Per anni mi sono chiesto il perché di quel link al mio sito. Proprio non riuscivo a capire per quale ragione si potesse linkare il tuo “biglietto da visita informatico” a una pagina da me scritta in merito a vicende di mafia nelle quali il tuo nome non compariva e che risalivano a molto prima che tu fossi così in auge.
Poi, pian piano, mi è sorto un dubbio. Il dubbio di essere stato utilizzato. Già, chi meglio di me, sapendo che già due volte avevo denunciato affari nei quali c’era il tuo zampino, avresti potuto usare per far presentare una denuncia in merito l’esistenza di quella pagina? Una sorta di “corriere” inconsapevole di un “pizzino telematico” che volevi far giungere a qualcuno molto in alto.
Ma forse le mie sono solo fantasie. Forse sopravvaluto la tua intelligenza, considerato quello che I.M.D. riporta nella sua lettera: “Antonella Bonomo, una ragazza, una mamma che gridava pietà per il bimbo che portava in grembo – scrive I.M.D. – Inorridito, penso a te e ai tuoi amici che ridendo, come gli scellerati imprenditori-speculatori durante il terremoto de L’Aquila, la strangolate, la calpestate, la violate”.
Lui conclude la lettera, che invito tutti a leggere, scrivendoti “senza affetto e senza alcuna stima”. Io, alla disistima per te (e credimi, ne ho tanta), vorrei aggiungere quella verso tutti i “colletti bianchi” che in maniera vile ti hanno spianato la strada facendoti crescere e facilitando i tuoi progetti economici.

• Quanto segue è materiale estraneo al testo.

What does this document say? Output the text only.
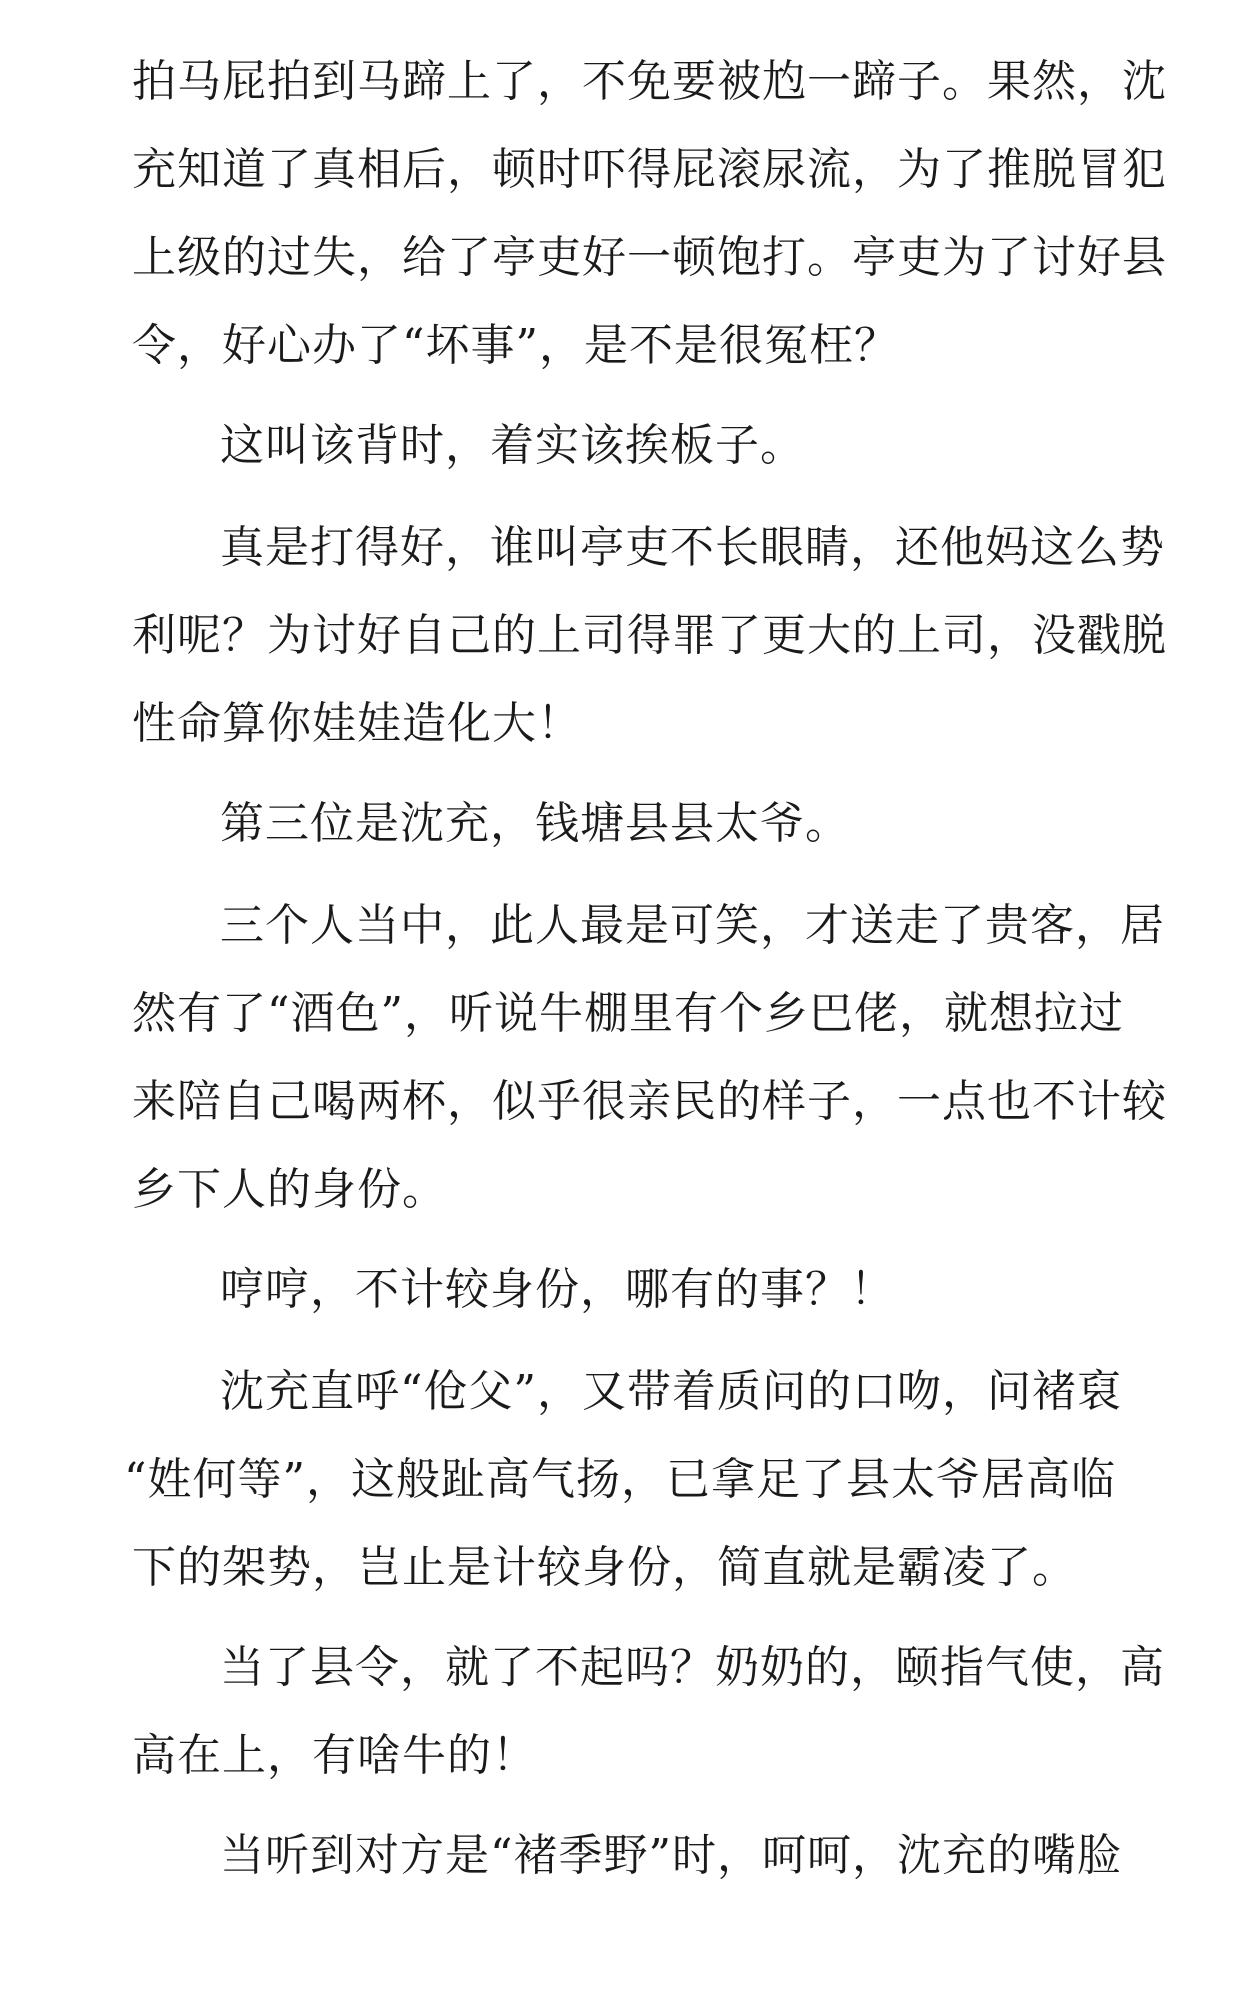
拍马屁拍到马蹄上了，不免要被尥一蹄子。果然，沈
充知道了真相后，顿时吓得屁滚尿流，为了推脱冒犯
上级的过失，给了亭吏好一顿饱打。亭吏为了讨好县
令，好心办了“坏事”，是不是很冤枉？
这叫该背时，着实该挨板子。
真是打得好，谁叫亭吏不长眼睛，还他妈这么势
利呢？为讨好自己的上司得罪了更大的上司，没戳脱
性命算你娃娃造化大！
第三位是沈充，钱塘县县太爷。
三个人当中，此人最是可笑，才送走了贵客，居
然有了“酒色”，听说牛棚里有个乡巴佬，就想拉过
来陪自己喝两杯，似乎很亲民的样子，一点也不计较
乡下人的身份。
哼哼，不计较身份，哪有的事？！
沈充直呼“伧父”，又带着质问的口吻，问褚裒
“姓何等”，这般趾高气扬，已拿足了县太爷居高临
下的架势，岂止是计较身份，简直就是霸凌了。
当了县令，就了不起吗？奶奶的，颐指气使，高
高在上，有啥牛的！
当听到对方是“褚季野”时，呵呵，沈充的嘴脸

Tutte persone che usando la penna, e non la lupara, ritengono di avere le mani pulite da quel sangue che tu hai sparso nelle strade del mio paese. Quel paese dal quale sono lontano da un anno e non per paura di te (peraltro non potevo certo rappresentare un pericolo ma solo un piccolo fastidio), nè di quei miserabili pezzenti in giacca e cravatta che ti fanno da scendiletto.